Fix bugs in cascading replication with recovery_target_timeline='latest'

The cascading replication code assumed that the current RecoveryTargetTLI never changes, but that's not true with recovery_target_timeline='latest'. The obvious upshot of that is that RecoveryTargetTLI in shared memory needs to be protected by a lock. A less obvious consequence is that when a cascading standby is connected, and the standby switches to a new target timeline after scanning the archive, it will continue to stream WAL to the cascading standby, but from a wrong file, ie. the file of the previous timeline. For example, if the standby is currently streaming from the middle of file 000000010000000000000005, and the timeline changes, the standby will continue to stream from that file. However, the WAL on the new timeline is in file 000000020000000000000005, so the standby sends garbage from 000000010000000000000005 to the cascading standby, instead of the correct WAL from file 000000020000000000000005. This also fixes a related bug where a partial WAL segment is restored from the archive and streamed to a cascading standby. The code assumed that when a WAL segment is copied from the archive, it can immediately be fully streamed to a cascading standby. However, if the segment is only partially filled, ie. has the right size, but only N first bytes contain valid WAL, that's not safe. That can happen if a partial WAL segment is manually copied to the archive, or if a partial WAL segment is archived because a server is started up on a new timeline within that segment. The cascading standby will get confused if the WAL it received is not valid, and will get stuck until it's restarted. This patch fixes that problem by not allowing WAL restored from the archive to be streamed to a cascading standby until it's been replayed, and thus validated.
2025-11-12 05:01:15 +03:00 · 2012-09-04 18:47:03 -07:00
parent cdf91edba9
commit c4c227477b
3 changed files with 59 additions and 35 deletions
--- a/src/backend/replication/walsender.c
+++ b/src/backend/replication/walsender.c
@@ -303,7 +303,7 @@ IdentifySystem(void)
 			 GetSystemIdentifier());
 	snprintf(tli, sizeof(tli), "%u", ThisTimeLineID);

-	logptr = am_cascading_walsender ? GetStandbyFlushRecPtr() : GetInsertRecPtr();
+	logptr = am_cascading_walsender ? GetStandbyFlushRecPtr(NULL) : GetInsertRecPtr();

 	snprintf(xpos, sizeof(xpos), "%X/%X", (uint32) (logptr >> 32), (uint32) logptr);

@@ -1137,7 +1137,31 @@ XLogSend(char *msgbuf, bool *caughtup)
 	 * subsequently crashes and restarts, slaves must not have applied any WAL
 	 * that gets lost on the master.
 	 */
-	SendRqstPtr = am_cascading_walsender ? GetStandbyFlushRecPtr() : GetFlushRecPtr();
+	if (am_cascading_walsender)
+	{
+		TimeLineID	currentTargetTLI;
+		SendRqstPtr = GetStandbyFlushRecPtr(&currentTargetTLI);
+
+		/*
+		 * If the recovery target timeline changed, bail out.

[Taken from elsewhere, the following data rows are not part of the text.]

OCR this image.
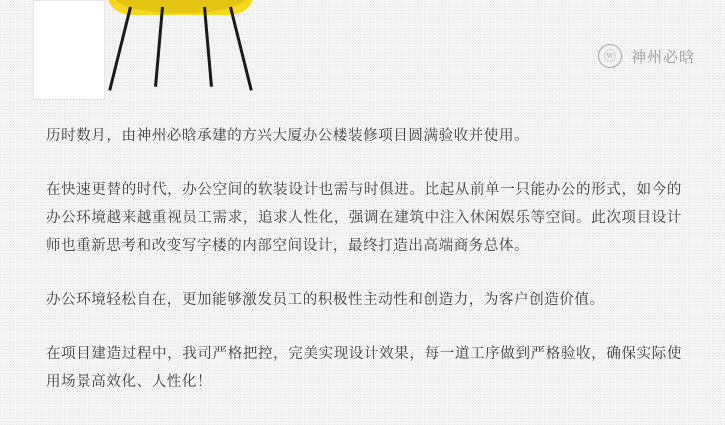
ⓦ	神州必晗

历时数月，由神州必晗承建的方兴大厦办公楼装修项目圆满验收并使用。

在快速更替的时代，办公空间的软装设计也需与时俱进。比起从前单一只能办公的形式，如今的办公环境越来越重视员工需求，追求人性化，强调在建筑中注入休闲娱乐等空间。此次项目设计师也重新思考和改变写字楼的内部空间设计，最终打造出高端商务总体。

办公环境轻松自在，更加能够激发员工的积极性主动性和创造力，为客户创造价值。

在项目建造过程中，我司严格把控，完美实现设计效果，每一道工序做到严格验收，确保实际使用场景高效化、人性化！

It's a bit
+		 * unfortunate that we have to just disconnect, but there is no way
+		 * to tell the client that the timeline changed. We also don't know
+		 * exactly where the switch happened, so we cannot safely try to send
+		 * up to the switchover point before disconnecting.
+		 */
+		if (currentTargetTLI != ThisTimeLineID)
+		{
+			if (!walsender_ready_to_stop)
+				ereport(LOG,
+						(errmsg("terminating walsender process to force cascaded standby "
+								"to update timeline and reconnect")));
+			walsender_ready_to_stop = true;
+			*caughtup = true;
+			return;
+		}
+	}
+	else
+		SendRqstPtr = GetFlushRecPtr();

 	/* Quick exit if nothing to do */
 	if (XLByteLE(SendRqstPtr, sentPtr))